Context
- Lieutenant Samuel Kamalesan’s dismissal from the Indian Army for refusing to enter the sanctum of his regiment’s temple or gurdwara during ritual worship presents a clash between individual conscience and institutional cohesion.
- The Delhi High Court and the Supreme Court upheld the Army’s decision, interpreting his refusal as disobedience of a lawful command rather than an exercise of religious freedom.
- Their reasoning rested on military necessity, discipline, and the constitutional authority under Article 33, which allows the restriction of fundamental rights for the armed forces.
When Restraint Becomes Silence
- While judicial deference to military expertise is common, it is not absolute.
- The courts have previously reshaped military norms in cases involving women officers, recruitment, pensions, and promotion policies when equality demanded intervention.
- The question here was modest: whether a sincere religious objection could be accommodated without weakening discipline.
- The principle from Bijoe Emmanuel, that respectful dissent need not be punished, offered a constitutional framework.
- A proportionality test could have examined whether compelling entry into the sanctum was essential to cohesion.
- The judiciary chose restraint, but restraint left the deeper dilemma unresolved.
The Army’s Ethos and the Fragility of Trust
- Ritual as Unity
- The Army argued that participation in ceremonial practices enhances morale, trust, and troop bonding, especially in fixed-class regiments where officers must be fully accepted by the soldiers they lead into combat.
- Rituals, though rooted in faith, function as secular instruments of cohesion. Kamalesan’s refusal, however respectful, was seen as distancing.
- This interpretation guided the disciplinary action.

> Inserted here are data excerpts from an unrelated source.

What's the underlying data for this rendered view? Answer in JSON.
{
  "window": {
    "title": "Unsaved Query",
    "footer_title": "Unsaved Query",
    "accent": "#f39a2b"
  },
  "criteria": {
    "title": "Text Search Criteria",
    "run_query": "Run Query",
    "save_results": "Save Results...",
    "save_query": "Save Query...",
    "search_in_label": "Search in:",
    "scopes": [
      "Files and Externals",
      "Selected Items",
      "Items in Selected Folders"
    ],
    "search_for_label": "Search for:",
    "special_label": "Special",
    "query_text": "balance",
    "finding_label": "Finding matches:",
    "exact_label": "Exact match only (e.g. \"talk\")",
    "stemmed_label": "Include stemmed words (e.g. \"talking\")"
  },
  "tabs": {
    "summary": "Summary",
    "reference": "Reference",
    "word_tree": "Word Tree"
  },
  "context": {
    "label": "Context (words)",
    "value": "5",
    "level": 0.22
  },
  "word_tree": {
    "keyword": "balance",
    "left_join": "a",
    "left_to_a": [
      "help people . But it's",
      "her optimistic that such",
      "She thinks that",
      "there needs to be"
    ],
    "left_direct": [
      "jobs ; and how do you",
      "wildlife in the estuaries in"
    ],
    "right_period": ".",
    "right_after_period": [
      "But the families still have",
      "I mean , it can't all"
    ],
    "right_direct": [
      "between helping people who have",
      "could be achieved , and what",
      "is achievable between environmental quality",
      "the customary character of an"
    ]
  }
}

- An Institution Proud of Inclusivity
- The Army’s record of religious diversity and equal opportunity is longstanding. From UN missions to disaster relief, it has integrated soldiers of all faiths.
- The prominence of Colonel Sofiya Qureshi during Operation Sindoor exemplifies its efforts to highlight women and officers from varied backgrounds.
- This tradition of inclusivity makes the Kamalesan episode particularly unsettling, for it suggests a moment when an institution known for flexibility chose rigidity instead.
- A Modest Request, A Missed Opportunity
- Kamalesan attended the parades, followed all customs, removed his shoes, tied the turban, and stood with his troops.
- His single request was not to enter the sanctum during active worship, a line many Protestant Christians cannot cross.
- This was a chance for the Army to employ its characteristic pragmatism.
- The example of Eric Liddell in Chariots of Fire, whose Olympic team reshuffled events to honour his belief, shows how institutions can bend without breaking.
- A small accommodation would have preserved both discipline and dignity.
The Costs: Personal, Institutional, and Symbolic
- More Than a Lost Officer
- The dismissal cost the Army more than one career.
- It risks sending an unintended signal to minority soldiers that sincere conscience-based boundaries may carry no institutional weight, even when expressed respectfully.
- India’s military unity has never rested on majoritarian comfort but on deep interfaith trust forged in war and counterinsurgency.
- Any perception that religious lines may be crossed under compulsion threatens that trust.
- Messages Beyond Intention
- Neither the courts nor the Army may have intended exclusion, but institutional messages do not depend solely on intention.
- In diverse militaries, perception shapes morale as much as policy. A feeling of vulnerability among minority soldiers, even slight, can erode the confidence that underpins cohesion.
Leadership, Rigidity, and the Drift of Institutions
- Avoiding the Path of Prejudice
- While not equivalent to the Dreyfus affair, this episode carries a cautionary note.
- Strong institutions can drift toward rigidity one small step at a time, mistaking uniformity for unity.
- Victor Hugo’s warning that armies lose strength when they lose their sense of justice remains relevant.
- The Indian Army’s credibility rests on rising above religious and political divides. Any shift toward coercive uniformity risks diminishing that credibility.
- A Failure of Command, Not of Commitment
- The troubling aspect is not the legal judgment but that the issue reached a courtroom at all.
- A matter solvable by empathetic leadership and a single directive hardened into a disciplinary conflict.
- The Army has long balanced tradition with modernity and authority with fairness; here, that balance slipped.
Conclusion
- When duty meets conscience, the challenge is not choosing between them but enabling them to coexist.
- A small accommodation would have reinforced the principle that every soldier, of every faith, stands equal in uniform.
- As Justice Chinnappa Reddy wrote, our Constitution practises tolerance. Institutions honour that ideal not through enforced uniformity but through discerning when uniformity is not required.